By Cat Hendrick | Feb. 20, 2018, 9:56 a.m. (ET)

Jamie Greubel Poser and Aja Evans compete in women's bobsled at the Olympic Winter Games PyeongChang 2018 on Feb. 20, 2018 in PyeongChang, South Korea.

 

PYEONGCHANG, South Korea -- Team USA’s Elana Meyers Taylor and Lauren Gibbs set three records in just the first two heats of women’s bobsled on Tuesday night. They, along with teammates Jamie Greubel Poser and Aja Evans, will compete for medals in the final two heats of the event Wednesday night.

Meyers Taylor and Gibbs, making her Olympic debut, sit in second place with a combined two-run time of 1:41.33, just 0.07 behind Germany’s Mariama Jamanka and Lisa Buckwitz.

Meyers Taylor and Gibbs’ first run of the evening not only earned them a spot at the top of the rankings for that heat, but set both a new start record and a new track record of 50.52 seconds on the PyeongChang track.

And yet they, too, struggled with the infamous Curve 9 that has been giving all sliding athletes a hard time throughout the Games.

“Curve 9 is tricky,” Meyers Taylor admitted. “I had a little problem there but at the end of the day, it’s a lot faster than we’ve trained on it before… My reaction was a hair off so I was a little late and got a little bit of a wall there, but, you know what? I’ve learned a lot from today and I’m going to go after it tomorrow, clean up some things.”

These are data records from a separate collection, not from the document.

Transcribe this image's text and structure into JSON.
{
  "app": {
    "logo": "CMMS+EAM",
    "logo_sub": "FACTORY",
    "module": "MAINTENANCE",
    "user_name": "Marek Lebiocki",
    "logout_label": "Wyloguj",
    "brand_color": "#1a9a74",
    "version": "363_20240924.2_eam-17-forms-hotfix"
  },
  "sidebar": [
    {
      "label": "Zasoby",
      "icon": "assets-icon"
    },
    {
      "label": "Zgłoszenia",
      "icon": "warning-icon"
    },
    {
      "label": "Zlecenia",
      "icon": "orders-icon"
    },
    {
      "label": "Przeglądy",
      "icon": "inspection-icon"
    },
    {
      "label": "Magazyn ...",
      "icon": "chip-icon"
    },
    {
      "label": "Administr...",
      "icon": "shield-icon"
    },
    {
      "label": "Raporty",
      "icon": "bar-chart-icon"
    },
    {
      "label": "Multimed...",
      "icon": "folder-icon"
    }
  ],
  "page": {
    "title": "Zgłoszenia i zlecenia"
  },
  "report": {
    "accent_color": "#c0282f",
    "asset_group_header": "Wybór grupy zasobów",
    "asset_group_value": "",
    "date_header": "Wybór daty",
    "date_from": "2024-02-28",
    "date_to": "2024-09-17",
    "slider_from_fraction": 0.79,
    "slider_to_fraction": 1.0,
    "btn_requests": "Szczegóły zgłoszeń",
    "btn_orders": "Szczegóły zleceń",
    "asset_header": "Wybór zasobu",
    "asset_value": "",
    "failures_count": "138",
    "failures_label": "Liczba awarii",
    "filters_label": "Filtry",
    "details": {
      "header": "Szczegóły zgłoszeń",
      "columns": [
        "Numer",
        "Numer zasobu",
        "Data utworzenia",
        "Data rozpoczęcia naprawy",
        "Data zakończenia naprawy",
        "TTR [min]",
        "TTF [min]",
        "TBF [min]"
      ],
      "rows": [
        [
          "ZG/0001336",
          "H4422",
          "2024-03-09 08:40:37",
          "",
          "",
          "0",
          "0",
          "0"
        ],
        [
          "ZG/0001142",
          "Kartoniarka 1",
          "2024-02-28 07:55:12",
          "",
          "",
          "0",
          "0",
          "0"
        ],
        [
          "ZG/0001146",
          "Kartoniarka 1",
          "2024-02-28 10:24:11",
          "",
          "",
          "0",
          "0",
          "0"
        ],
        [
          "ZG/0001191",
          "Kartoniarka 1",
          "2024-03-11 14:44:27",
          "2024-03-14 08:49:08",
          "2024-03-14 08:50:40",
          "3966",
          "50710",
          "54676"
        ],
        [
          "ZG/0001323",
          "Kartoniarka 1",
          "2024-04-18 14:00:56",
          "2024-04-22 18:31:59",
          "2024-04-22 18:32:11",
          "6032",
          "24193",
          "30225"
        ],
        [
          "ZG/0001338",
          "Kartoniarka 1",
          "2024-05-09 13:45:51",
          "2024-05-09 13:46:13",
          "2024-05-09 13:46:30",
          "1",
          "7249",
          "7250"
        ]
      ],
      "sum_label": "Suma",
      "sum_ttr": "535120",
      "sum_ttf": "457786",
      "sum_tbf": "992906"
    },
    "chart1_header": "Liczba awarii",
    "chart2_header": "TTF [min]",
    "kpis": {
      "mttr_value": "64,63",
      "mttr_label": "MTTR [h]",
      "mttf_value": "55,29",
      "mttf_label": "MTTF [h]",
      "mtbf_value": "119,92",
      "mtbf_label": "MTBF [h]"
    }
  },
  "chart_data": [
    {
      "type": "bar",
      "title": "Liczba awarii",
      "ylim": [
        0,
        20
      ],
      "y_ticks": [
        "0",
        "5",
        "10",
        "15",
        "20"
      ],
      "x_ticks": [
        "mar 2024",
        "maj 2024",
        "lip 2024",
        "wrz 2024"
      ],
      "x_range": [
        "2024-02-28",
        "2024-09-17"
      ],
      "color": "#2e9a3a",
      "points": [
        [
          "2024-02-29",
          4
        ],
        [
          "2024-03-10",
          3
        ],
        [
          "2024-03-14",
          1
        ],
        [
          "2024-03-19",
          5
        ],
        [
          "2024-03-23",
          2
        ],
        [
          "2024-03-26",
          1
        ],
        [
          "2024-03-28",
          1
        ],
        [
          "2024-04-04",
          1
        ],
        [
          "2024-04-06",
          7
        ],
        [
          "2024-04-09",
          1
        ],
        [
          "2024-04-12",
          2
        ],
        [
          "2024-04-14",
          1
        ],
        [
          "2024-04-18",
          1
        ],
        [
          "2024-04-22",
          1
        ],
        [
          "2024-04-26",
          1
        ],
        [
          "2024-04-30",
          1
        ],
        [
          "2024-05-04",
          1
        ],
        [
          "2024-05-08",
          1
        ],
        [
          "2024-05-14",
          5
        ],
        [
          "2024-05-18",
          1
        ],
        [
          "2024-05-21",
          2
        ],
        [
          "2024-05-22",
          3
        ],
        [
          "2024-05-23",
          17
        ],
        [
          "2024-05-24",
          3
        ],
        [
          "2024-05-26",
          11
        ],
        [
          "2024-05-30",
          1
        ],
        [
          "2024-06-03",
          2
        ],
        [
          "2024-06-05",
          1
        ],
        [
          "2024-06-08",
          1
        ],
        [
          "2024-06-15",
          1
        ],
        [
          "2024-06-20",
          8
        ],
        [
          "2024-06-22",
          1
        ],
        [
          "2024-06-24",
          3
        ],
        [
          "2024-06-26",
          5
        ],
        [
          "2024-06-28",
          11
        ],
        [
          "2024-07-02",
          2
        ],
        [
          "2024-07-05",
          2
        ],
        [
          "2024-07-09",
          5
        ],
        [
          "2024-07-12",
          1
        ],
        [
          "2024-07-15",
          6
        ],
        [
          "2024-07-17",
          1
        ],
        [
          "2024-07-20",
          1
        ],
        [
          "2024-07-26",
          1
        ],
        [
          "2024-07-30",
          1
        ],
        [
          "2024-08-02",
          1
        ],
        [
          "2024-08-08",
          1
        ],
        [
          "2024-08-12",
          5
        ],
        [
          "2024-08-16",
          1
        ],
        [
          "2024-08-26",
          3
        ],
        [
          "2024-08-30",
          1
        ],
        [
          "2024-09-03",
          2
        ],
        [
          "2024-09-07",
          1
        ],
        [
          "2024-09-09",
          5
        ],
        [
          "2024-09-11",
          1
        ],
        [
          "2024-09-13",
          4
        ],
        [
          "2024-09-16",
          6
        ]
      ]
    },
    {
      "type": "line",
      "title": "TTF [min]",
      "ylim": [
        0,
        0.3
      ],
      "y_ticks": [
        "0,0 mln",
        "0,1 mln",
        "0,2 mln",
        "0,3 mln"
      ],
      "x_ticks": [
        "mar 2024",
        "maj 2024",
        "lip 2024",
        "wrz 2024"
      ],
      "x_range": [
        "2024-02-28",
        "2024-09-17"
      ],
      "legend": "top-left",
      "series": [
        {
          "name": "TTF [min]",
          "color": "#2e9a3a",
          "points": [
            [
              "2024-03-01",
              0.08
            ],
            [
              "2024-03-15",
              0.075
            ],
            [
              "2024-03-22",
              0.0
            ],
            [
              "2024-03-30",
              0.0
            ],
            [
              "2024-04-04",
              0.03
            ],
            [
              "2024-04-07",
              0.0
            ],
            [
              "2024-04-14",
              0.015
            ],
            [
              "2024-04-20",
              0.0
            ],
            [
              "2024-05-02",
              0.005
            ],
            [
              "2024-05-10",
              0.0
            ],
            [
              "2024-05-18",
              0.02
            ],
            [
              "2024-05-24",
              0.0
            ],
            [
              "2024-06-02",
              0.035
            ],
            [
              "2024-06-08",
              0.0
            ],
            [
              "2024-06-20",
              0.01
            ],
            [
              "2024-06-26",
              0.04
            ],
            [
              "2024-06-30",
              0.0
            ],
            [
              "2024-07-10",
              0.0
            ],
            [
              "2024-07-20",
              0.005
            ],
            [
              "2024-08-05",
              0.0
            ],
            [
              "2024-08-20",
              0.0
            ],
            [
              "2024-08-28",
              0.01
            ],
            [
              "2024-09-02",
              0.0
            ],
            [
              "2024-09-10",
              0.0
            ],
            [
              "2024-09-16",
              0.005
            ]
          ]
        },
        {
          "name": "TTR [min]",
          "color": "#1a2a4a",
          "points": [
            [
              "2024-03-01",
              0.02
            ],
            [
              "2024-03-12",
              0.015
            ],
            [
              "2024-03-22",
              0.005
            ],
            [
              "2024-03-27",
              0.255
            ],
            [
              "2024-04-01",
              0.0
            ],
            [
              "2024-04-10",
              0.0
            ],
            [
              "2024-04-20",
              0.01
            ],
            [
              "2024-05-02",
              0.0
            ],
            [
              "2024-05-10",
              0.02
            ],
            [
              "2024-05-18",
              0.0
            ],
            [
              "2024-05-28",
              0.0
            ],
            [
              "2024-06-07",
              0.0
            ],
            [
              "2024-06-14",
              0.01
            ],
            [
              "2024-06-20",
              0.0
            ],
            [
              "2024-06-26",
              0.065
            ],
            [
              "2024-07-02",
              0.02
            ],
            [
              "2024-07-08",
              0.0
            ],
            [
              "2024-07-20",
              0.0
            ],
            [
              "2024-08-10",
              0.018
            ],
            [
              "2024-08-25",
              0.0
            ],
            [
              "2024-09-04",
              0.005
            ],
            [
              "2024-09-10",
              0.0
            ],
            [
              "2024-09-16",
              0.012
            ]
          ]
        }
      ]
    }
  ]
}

She and Gibbs broke their first-run start record of 5.22 with a 5.21 start on their second run.

Meyers Taylor, a bronze medalist from Vancouver 2010 as a brakeman and the defending silver medalist from Sochi 2014 as a driver, says that she’s looking forward to studying what happened tonight and coming out tomorrow to fight for the only missing hardware from her Olympic collection. But no matter what happens, the 33-year-old plans on enjoying every hundredth of a second out on that Olympic ice.

“At the end of the day, I’m always hungry to win a race, but this year’s given us a lot of perspective,” she said, alluding to the unexpected death of her friend and mentor, Steve Holcomb, in May 2017. “We’ve come out, worked really hard, but we’ve been through a ton. But you know what? Tomorrow, win, lose or draw, we’re also going to enjoy it. We’re going to go out there and have a blast because we’ve come too far not to enjoy it and that’s what this is all about.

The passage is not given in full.